Show the curated PUMA catalog with current local availability — useful to see which recommended models you still need to ollama pull.

Analysis

puma wilcoxon

Wilcoxon signed-rank pairwise comparison of two runs (non-parametric statistical validation). Reports the W statistic, two-sided p-value, significance marker, and effect size.

puma wilcoxon <run_id_a> <run_id_b> --metric f1_macro --alpha 0.05

puma bias-analysis

Bias analysis from perturbed runs already in the database (disparity, flip rates, directional comparison).

puma generate-plots

Generate consolidated plots from runs in the database (png/pdf/svg).

Database & cache

puma db

Manage the PUMA database schema (Alembic-driven migrations).

puma cache

Manage the inference cache.

puma dashboard

Launch the Streamlit dashboard for interactive visualization of runs and metrics.

puma dashboard   # then open http://localhost:8501

The dashboard includes a Multi-model view for comparing models on a single scenario side by side: headline metric with deltas (F1-macro for triage, MAE for estimation), per-metric bar charts (F1-macro, MAE, p95 latency, carbon), a full metrics table, and a reproducibility check on each model's prediction fingerprint.
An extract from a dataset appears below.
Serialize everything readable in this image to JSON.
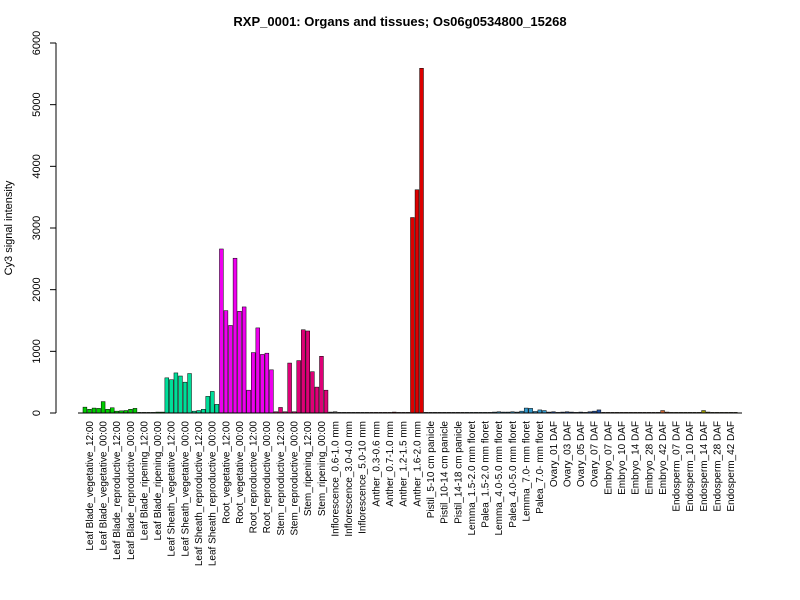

It reads only persisted results — no live inference.

Community & sharing

puma auth

Manage PUMA Community credentials (GitHub, Hugging Face, Zenodo, …). Tokens are stored with mode 0600; values are always masked in output.

Subcommand Description
puma auth login <service> Prompt for a token and store it securely.
puma auth status Show which services have a credential configured (masked).
puma auth logout <service> Remove the stored token (with confirmation).

puma share-results

Share a PUMA run with the PUMA Community — either a local dry-run package or a real pull request against pumacp/puma-community.

puma share-results --dry-run --run-id <run_id> --yes   # local, no network
puma share-results --run-id <run_id>                   # open a PR (needs auth)

puma community

Browse, pull, verify, and validate PUMA Community submissions, and inspect the local publication surface.

Subcommand Description
puma community browse List submissions in pumacp/puma-community, newest-first.
puma community pull Download submissions and consolidate to a chosen format.
puma community validate <file> Validate submission JSON files against the schema.
puma community verify-hash <submission> --predictions <jsonl> Recompute the predictions hash locally and compare to the declared value.
puma community status Show local status (auth, last submission, configured channels).
puma community channels List the distribution channels (mirrors + notifiers) and their local config.

Exit codes

Commands follow a consistent convention: 0 on success, 1 on an operational failure (unreachable service, no matching data), and 2 on a usage or validation error. puma doctor exits 1 if any health check fails; puma community verify-hash exits 1 on a hash mismatch and 2 on a read error.